The women’s story ends abruptly in Mark’s gospel. “They said nothing to anyone, for they were afraid.” Not the happy-Easter ending with all loose ends tied up in a neat bow like we are used to hearing, is it? This open, cliffhanger-ending bothered some early Christians so much they added different endings to Mark’s original manuscript – at least three different alternative endings. New Testament scholars today are pretty much in agreement that Mark intended his gospel to end with verse 8 as we heard today. What they point out is, rather than just making us uncomfortable and wondering what happens next, Mark’s open ending gives US as Jesus’ modern-day disciples the opportunity to keep telling the good news of Christ’s death and resurrection today. Mark’s telling of the Easter story opens us up again to new possibilities because of our faith in Jesus’ resurrection. We are witnesses, too, as our reading from Acts reminds us today. Easter Day, Christ’s resurrection, isn’t the end of the story. God’s story of salvation continues with us. After the shock of the empty tomb, the women must have told others what they had seen, eventually. Otherwise, there would be no Easter story. And so this “ending” pulls us out of our Good Friday grief, out of our self-pity and limited thinking to say, “Hey, wait a minute, that’s not the end of the story! There’s more!” Then, we start to tell God’s good news – never-ending resurrection story.

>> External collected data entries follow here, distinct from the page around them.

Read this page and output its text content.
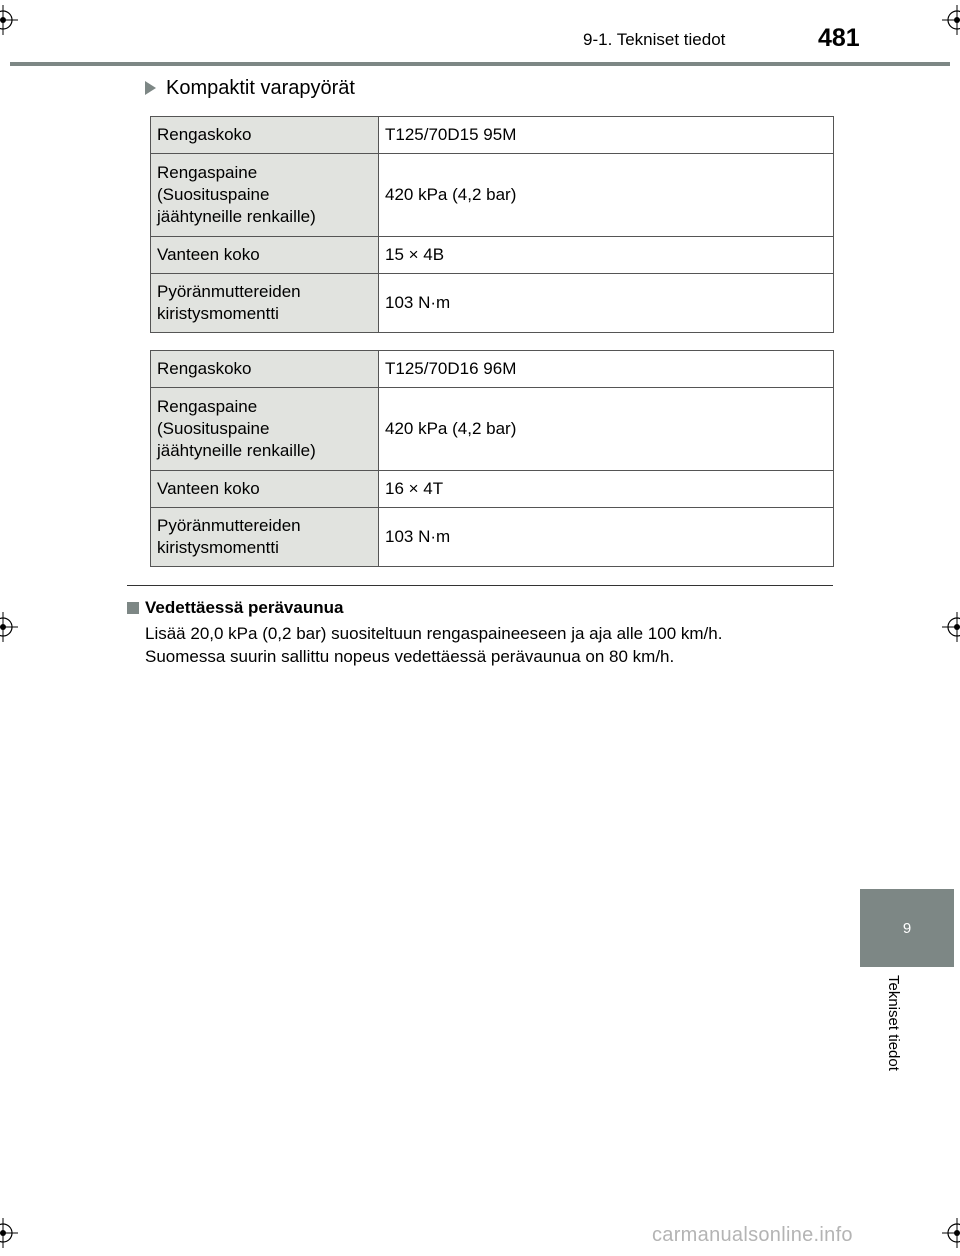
9-1. Tekniset tiedot	481
Kompaktit varapyörät
Rengaskoko	T125/70D15 95M
Rengaspaine
(Suosituspaine
jäähtyneille renkaille)	420 kPa (4,2 bar)
Vanteen koko	15 × 4B
Pyöränmuttereiden
kiristysmomentti	103 N·m
Rengaskoko	T125/70D16 96M
Rengaspaine
(Suosituspaine
jäähtyneille renkaille)	420 kPa (4,2 bar)
Vanteen koko	16 × 4T
Pyöränmuttereiden
kiristysmomentti	103 N·m
Vedettäessä perävaunua
Lisää 20,0 kPa (0,2 bar) suositeltuun rengaspaineeseen ja aja alle 100 km/h.
Suomessa suurin sallittu nopeus vedettäessä perävaunua on 80 km/h.
9
Tekniset tiedot
carmanualsonline.info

What better Easter good news for us to hear today than this: Today is not the end. Death is not the end! The empty tomb is not the end! Jesus died for us but he did not stay dead! He died and was raised for us so death would not be the end for us, either! This is the good news that the women and then the disciples start to realize as they come out of the haze of their grief to start to trust and hope again. What looked like finality and limited possibility with Jesus’ death in fact was the beginning of opening us up to infinite possibility! So while we wrestle with the realities of our human limitations, we rejoice that in Christ, we all are given the hope and possibility of new life. Christ is risen! He is risen indeed! Alleluia! Amen.